Figure 9 shows the effects of stream reuse on the memory traffics of scientific programs used in our experiments. Figure 10 shows the speedup yielded by scientific applications with stream reuse over without. All these applications are optimized by input stream reuse. From results, we can see that because all these applications are constrained by memory access, the improvement of application performance brought by stream reuse is nearly in proportion to the amount of streams that can be reused.

4. Conclusions and Future Work

In this paper, we give the algorithms of identifying loopcarried stream reuse for scientific applications and of exploiting the stream reuse. Several representative microbenchmarks and scientific stream programs with and without our optimization are performed on Isim which is a cycle-accurate stream processor simulator. Simulation results show that the optimization method can improve the performance of scientific stream program constrained by memory access efficiently.

In the future, we are devoted to developing more programming optimizations to take advantage of architectural features of the stream processor for scientific computing applications.

5. References

[1]       W. A. Wulf and S. A. McKee, “Hitting the memory wall: Implications of the obvious,” Computer Architecture News, Vol. 23, No. 1, pp. 20–24, 1995.

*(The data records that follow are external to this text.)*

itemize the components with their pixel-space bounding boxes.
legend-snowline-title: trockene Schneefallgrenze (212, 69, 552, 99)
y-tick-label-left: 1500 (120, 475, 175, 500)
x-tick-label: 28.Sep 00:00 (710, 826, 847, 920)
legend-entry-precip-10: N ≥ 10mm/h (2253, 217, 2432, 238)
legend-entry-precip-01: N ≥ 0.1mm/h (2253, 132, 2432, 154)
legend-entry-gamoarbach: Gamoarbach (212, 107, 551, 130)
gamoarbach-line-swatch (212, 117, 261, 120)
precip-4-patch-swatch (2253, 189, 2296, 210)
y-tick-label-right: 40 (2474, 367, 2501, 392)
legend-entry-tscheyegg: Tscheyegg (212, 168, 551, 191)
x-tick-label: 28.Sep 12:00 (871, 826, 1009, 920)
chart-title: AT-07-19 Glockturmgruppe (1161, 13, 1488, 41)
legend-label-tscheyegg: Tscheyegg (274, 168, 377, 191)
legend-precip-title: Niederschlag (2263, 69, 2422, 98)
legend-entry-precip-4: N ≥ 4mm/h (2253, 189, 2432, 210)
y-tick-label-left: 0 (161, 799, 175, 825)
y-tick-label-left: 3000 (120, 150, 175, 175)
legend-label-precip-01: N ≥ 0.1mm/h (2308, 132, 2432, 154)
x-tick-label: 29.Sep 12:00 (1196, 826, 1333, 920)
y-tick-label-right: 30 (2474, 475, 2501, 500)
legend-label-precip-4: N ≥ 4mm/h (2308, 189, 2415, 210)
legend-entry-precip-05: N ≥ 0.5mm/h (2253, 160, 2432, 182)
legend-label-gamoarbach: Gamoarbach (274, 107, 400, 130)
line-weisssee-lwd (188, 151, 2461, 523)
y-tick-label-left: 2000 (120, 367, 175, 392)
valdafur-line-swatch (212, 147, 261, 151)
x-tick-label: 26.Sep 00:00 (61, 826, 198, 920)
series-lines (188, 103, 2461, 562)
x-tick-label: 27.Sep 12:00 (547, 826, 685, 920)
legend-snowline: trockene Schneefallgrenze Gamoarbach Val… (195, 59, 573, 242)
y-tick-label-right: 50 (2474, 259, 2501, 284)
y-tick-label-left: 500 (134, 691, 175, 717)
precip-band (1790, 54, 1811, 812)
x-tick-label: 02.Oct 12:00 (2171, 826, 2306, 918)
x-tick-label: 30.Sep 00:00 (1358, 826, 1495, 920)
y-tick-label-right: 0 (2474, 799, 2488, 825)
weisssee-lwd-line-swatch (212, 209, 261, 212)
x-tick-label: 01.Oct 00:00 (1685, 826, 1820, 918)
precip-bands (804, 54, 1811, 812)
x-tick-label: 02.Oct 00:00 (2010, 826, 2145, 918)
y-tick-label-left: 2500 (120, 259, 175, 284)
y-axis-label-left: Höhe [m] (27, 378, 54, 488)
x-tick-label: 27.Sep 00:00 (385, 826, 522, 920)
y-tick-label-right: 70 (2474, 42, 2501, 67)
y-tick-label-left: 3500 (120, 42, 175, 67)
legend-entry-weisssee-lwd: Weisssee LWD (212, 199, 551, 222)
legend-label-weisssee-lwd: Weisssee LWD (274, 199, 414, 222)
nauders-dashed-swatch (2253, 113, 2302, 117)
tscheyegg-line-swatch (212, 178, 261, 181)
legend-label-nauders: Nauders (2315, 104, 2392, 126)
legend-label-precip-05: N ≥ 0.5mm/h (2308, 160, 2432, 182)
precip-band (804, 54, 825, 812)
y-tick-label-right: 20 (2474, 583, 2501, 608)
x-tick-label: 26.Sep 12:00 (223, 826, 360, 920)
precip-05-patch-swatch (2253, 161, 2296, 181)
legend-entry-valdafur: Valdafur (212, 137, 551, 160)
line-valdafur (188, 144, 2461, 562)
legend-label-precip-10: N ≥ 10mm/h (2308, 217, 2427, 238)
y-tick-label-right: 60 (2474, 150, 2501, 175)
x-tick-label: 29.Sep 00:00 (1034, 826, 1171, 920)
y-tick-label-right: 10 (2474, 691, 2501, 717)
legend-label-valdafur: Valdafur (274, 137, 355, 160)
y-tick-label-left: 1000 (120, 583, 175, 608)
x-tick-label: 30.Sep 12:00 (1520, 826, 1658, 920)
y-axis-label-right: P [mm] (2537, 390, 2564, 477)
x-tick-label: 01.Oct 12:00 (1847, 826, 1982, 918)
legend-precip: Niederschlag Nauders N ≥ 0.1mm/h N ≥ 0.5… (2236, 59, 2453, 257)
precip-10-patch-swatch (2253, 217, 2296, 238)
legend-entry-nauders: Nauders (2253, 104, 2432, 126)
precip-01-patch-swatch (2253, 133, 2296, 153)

[2]       D. Burger, J. Goodman, and A. Kagi, “Memory bandwidth limitations of future microprocessors,” In Proceedings of the 23rd International Symposium on Computer Architecture, Philadelphia, PA, pp. 78–89, 1996.

[3]       S. A. William, “Stream architectures,” In PACT 2003, September 27, 2003.

[4]       Merrimac–Stanford Streaming Supercomputer Project, Stanford University, http://merrimac.stanford.edu/.

[5]       W. J. Dally, P. Hanrahan, et al., “Merrimac: Supercomputing with streams,” SC2003, Phoenix, Arizona, November 2003.

[6]       M. Erez, J. H. Ahn, et al., “Merrimac-supercomputing with streams,” Proceedings of the 2004 SIGGRAPH GP^2 Workshop on General Purpose Computing on Graphics Processors, Los Angeles, California, June 2004.

[7]       J. B. Wang, Y. H. Tang, et al., “Application and study of scientific computing on stream processor,” Advances on Computer Architecture (ACA’06), Chengdu, China, August 2006.

[8]       J. Du, X. J. Yang, et al., “Implementation and evaluation of scientific computing programs on imagine,” Advances on Computer Architecture (ACA’06), Chengdu, China, August 2006.

[9]       M. Rixner, “Stream processor architecture,” Kluwer Academic Publishers, Boston, MA, 2001.

[10]    P. Mattson, “A programming system for the imagine media processor,” Department of Electrical Engineering, Ph.D. thesis, Stanford University, 2002.

[11]    O. Johnsson, M. Stenemo, and Z. ul-Abdin, “Programming & implementation of streaming applications,” Master’s thesis, Computer and Electrical Engineering, Halmstad University, 2005.

[12]    U. J. Kapasi, S. Rixner, et al., “Programmable stream processor,” IEEE Computer, August 2003.

[13]    G. Goff, K. Kennedy, and C. W. Tseng, “Practical dependence testing,” In Proceedings of the SIGPLAN ‘91 Conference on Programming Language Design and Implementation, ACM, New York, 1991.

[14]    T. F. Chan, E. Gallopoulos, V. Simoncini, T. Szeto, and C. H. TongSIAM, “A quasi-minimal residual variant of the bi-cgstab algorithm for nonsymmetric systems,” Journal on Scientific Computing, 1994.

NOTES

1In this paper, we assume the sequence of memory access is the leftmost dimension first just like as that in FORTRAN.